Hmmm... that kinda sucks. 

Also, I've noticed that in the cold when using the remote start, it doesn't turn on the rear defog, even when the back window is coated in dew and can't see a single thing. It would be nice if it came on, especially in the winter with frost.


----------



## yourdoinitwrong (Aug 7, 2011)

CHUV said:


> Hmmm... that kinda sucks.
> 
> Also, I've noticed that in the cold when using the remote start, it doesn't turn on the rear defog, even when the back window is coated in dew and can't see a single thing. It would be nice if it came on, especially in the winter with frost.


I don't know specifically for the Cruze but other GM vehicles only turn on the rear defroster (and seats and/or mirrors if equipped) if the temp is below 45 degrees.


----------



## gman19 (Apr 5, 2011)

yourdoinitwrong said:


> I don't know specifically for the Cruze but other GM vehicles only turn on the rear defroster (and seats and/or mirrors if equipped) if the temp is below 45 degrees.


It hasn't gotten below 45 here yet! Still enjoying milder temps.

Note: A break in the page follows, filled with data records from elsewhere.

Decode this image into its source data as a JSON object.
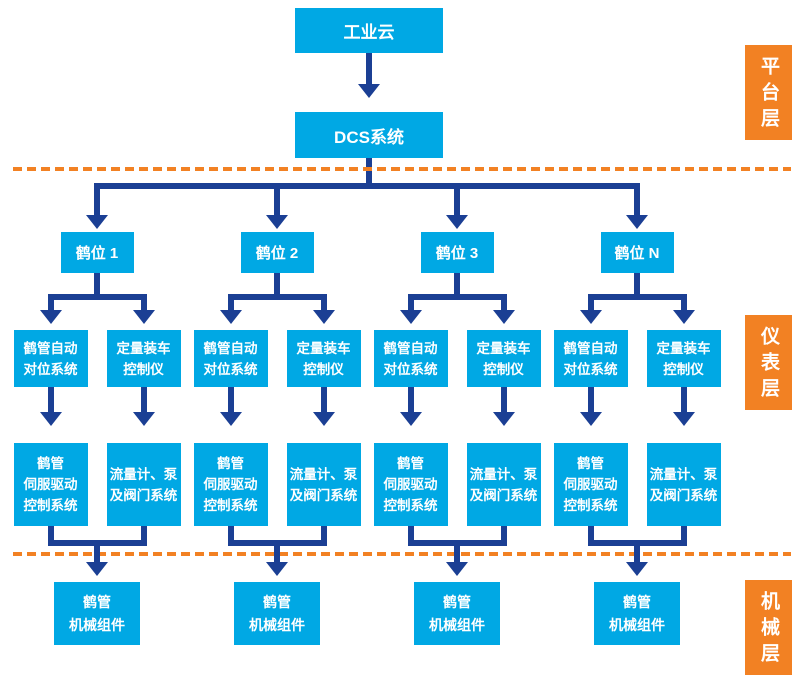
{
  "colors": {
    "box_cyan": "#00A8E4",
    "line_blue": "#1B3F94",
    "accent_orange": "#F28123"
  },
  "top": {
    "cloud": "工业云",
    "dcs": "DCS系统"
  },
  "layer_labels": {
    "platform": "平台层",
    "instrument": "仪表层",
    "mechanical": "机械层"
  },
  "columns": [
    {
      "station": "鹤位 1",
      "arm_positioning": "鹤管自动\n对位系统",
      "loading_controller": "定量装车\n控制仪",
      "servo_drive": "鹤管\n伺服驱动\n控制系统",
      "flow_pump_valve": "流量计、泵\n及阀门系统",
      "mechanical": "鹤管\n机械组件"
    },
    {
      "station": "鹤位 2",
      "arm_positioning": "鹤管自动\n对位系统",
      "loading_controller": "定量装车\n控制仪",
      "servo_drive": "鹤管\n伺服驱动\n控制系统",
      "flow_pump_valve": "流量计、泵\n及阀门系统",
      "mechanical": "鹤管\n机械组件"
    },
    {
      "station": "鹤位 3",
      "arm_positioning": "鹤管自动\n对位系统",
      "loading_controller": "定量装车\n控制仪",
      "servo_drive": "鹤管\n伺服驱动\n控制系统",
      "flow_pump_valve": "流量计、泵\n及阀门系统",
      "mechanical": "鹤管\n机械组件"
    },
    {
      "station": "鹤位 N",
      "arm_positioning": "鹤管自动\n对位系统",
      "loading_controller": "定量装车\n控制仪",
      "servo_drive": "鹤管\n伺服驱动\n控制系统",
      "flow_pump_valve": "流量计、泵\n及阀门系统",
      "mechanical": "鹤管\n机械组件"
    }
  ]
}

I found out this morning though, that when I hit the "Power" button to turn on the HVAC system, it went into "fan" and "vent" auto mode without any LED's coming on (snowflake or auto)...so it came back on in the last state it was when I last used it and turned it off. This is pretty cool as I don't have to keep fiddling with it every time I turn it on.


----------



## CHUV (Jun 25, 2011)

yourdoinitwrong said:


> I don't know specifically for the Cruze but other GM vehicles only turn on the rear defroster (and seats and/or mirrors if equipped) if the temp is below 45 degrees.


So maybe that's why my seats haven't been coming on at remote start eventhough the option is on. I thought they just take a while to warm up and I dodnt wait long enough. Guess we'll have to wait until winter. 

Thanks for the info.


----------



## BMeyer87 (Jul 1, 2012)

I have a 2012 cruze ltz. When I want heat I set the temp in the car to 75. But the car does not get very warm. What is wrong?


----------